The expression Living Constitution refers to a concept according to which the authors of the United States Constitution wrote the document in sufficiently direct and general terms to allow judges to reflect and consider the changes of the current society while adhering to the fundamental intent of the authors. Most justices agree that the writers of the Constitution prudently chose to write this document in broad terms so that modern justices can still apply its precepts to a world with changing laws, attitudes, and conditions through successive generations. The concept of a living Constitution was first advanced in 1920 by Justice Oliver Wendell Holmes in his opinion in Missouri v. Holland. A second, and more controversial, view of a Living Constitution argues that when elected legislative and administrative agents of government fail to right a wrong or solve a particular social problem, then the courts can act to remedy the situation through the judicial process. revision. This practice allows judges to bring their own experiences and viewpoints into the process of statutory interpretation.

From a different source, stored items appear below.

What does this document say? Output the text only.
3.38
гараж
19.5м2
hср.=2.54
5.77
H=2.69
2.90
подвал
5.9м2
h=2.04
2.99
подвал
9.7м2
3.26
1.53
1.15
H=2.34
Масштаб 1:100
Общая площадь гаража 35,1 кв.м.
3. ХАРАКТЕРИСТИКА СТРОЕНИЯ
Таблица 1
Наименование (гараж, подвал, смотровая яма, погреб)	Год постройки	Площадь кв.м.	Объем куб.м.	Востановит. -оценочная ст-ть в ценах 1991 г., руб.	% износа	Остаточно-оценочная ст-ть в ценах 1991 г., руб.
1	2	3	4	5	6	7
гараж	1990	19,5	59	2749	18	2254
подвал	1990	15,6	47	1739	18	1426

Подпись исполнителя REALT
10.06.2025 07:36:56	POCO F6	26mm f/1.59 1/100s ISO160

Proponents of a living constitution argue that the authors of the constitution did not provide a fixed procedure for interpreting the document. They believe that the absence of guidelines reveals that the authors wanted to allow ample leeway in the application of constitutional rights. Proponents of the living Constitution also point out that if judges find the Constitution rigidly inflexible, then the nation should continually amend it or ignore it altogether as irrelevant to contemporary life. Rather, the Constitution should be viewed as a conceptual foundation of ideas upon which a society can establish its government, but should not be viewed as a prescribed directive.

Opponents of a living framework of the Constitution for constitutional interpretation argue that the authors have not provided a method for adapting the Constitution to the views of modern society. They argue that the drafters intended the changes in the law to occur through the actions of the other two elected branches of government. The role of the judiciary is simply to clarify and enforce laws as they exist, unless those laws clearly violate the Constitution. If a law is not unconstitutional, but simply unpopular with some, the judiciary cannot intervene without a constitutional amendment. To do otherwise would violate the authors’ intent that branches of government have separate, delineated powers.